A thorough tour of all a graph's edges that ends where it started.

An Eulerian circuit is a walk that uses each edge in a connected graph exactly once and loops back to the starting vertex. Graphs that have Eulerian circuits are Eulerian.

It's okay for Eulerian circuits to repeat vertices, they're not necessarily paths.

A graph has an Eulerian circuit if and only if it is a single connected component and all of its vertices have even degree.

Therefore, if any vertex in a graph has odd degree, then that graph cannot have an Eulerian circuit.

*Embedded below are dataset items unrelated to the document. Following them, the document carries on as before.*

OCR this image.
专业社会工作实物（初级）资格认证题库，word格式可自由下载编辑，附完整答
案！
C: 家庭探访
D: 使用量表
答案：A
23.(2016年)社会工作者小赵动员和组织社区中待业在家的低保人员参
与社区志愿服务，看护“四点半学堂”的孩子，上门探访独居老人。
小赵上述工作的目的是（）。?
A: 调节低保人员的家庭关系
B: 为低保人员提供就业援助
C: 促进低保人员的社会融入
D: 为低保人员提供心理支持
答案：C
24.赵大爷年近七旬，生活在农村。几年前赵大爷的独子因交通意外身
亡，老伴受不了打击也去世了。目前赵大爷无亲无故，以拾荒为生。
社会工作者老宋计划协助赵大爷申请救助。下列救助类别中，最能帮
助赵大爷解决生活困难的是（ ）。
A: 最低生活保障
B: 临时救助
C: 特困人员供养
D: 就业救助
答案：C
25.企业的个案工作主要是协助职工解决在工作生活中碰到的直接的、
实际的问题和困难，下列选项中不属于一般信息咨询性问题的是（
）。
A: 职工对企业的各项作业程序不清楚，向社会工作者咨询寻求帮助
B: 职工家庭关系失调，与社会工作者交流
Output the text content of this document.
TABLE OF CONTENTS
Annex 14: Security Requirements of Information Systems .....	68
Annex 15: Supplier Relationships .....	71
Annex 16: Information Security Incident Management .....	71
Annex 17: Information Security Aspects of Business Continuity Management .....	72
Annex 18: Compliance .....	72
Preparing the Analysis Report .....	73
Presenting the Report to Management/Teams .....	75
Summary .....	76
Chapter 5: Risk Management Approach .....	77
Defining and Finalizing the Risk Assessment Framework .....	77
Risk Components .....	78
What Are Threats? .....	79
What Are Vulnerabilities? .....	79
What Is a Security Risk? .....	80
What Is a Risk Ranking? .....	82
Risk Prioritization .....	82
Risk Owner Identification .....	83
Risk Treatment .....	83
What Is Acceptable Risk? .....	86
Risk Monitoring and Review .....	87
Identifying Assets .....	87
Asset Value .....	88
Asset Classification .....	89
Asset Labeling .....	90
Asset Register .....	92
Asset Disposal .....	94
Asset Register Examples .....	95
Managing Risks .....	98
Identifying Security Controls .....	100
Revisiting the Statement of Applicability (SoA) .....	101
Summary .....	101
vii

This is because trying to use all the edges incident to that vertex exactly once leads to a situation where the vertex cannot be left.

Here's an algorithm that finds an Eulerian circuit in a graph:

algorithm find_eulerian_circuit is
    input: a connected graph G = (V, E) whose vertices all have even degree
    output: an Eulerian circuit (a sequence of edges)

    C ← find_circuit(G)
    while there exists an edge in G not in C
        let G' be a copy of G
        remove all edges from G' that are already in C
        remove all isolated vertices from G'
        let w be any vertex that G' and C share
        C' ← find_circuit(G') (circuit must start with w)
        insert the contents of C' into C immediately after the edge in C that leads to w
    return C

By maintaining the properties of a circuit through each iteration and continually adding edges, this algorithm ensures that an Eulerian circuit will eventually be achieved. Every time the loop runs, the circuit gets closer to touring every edge.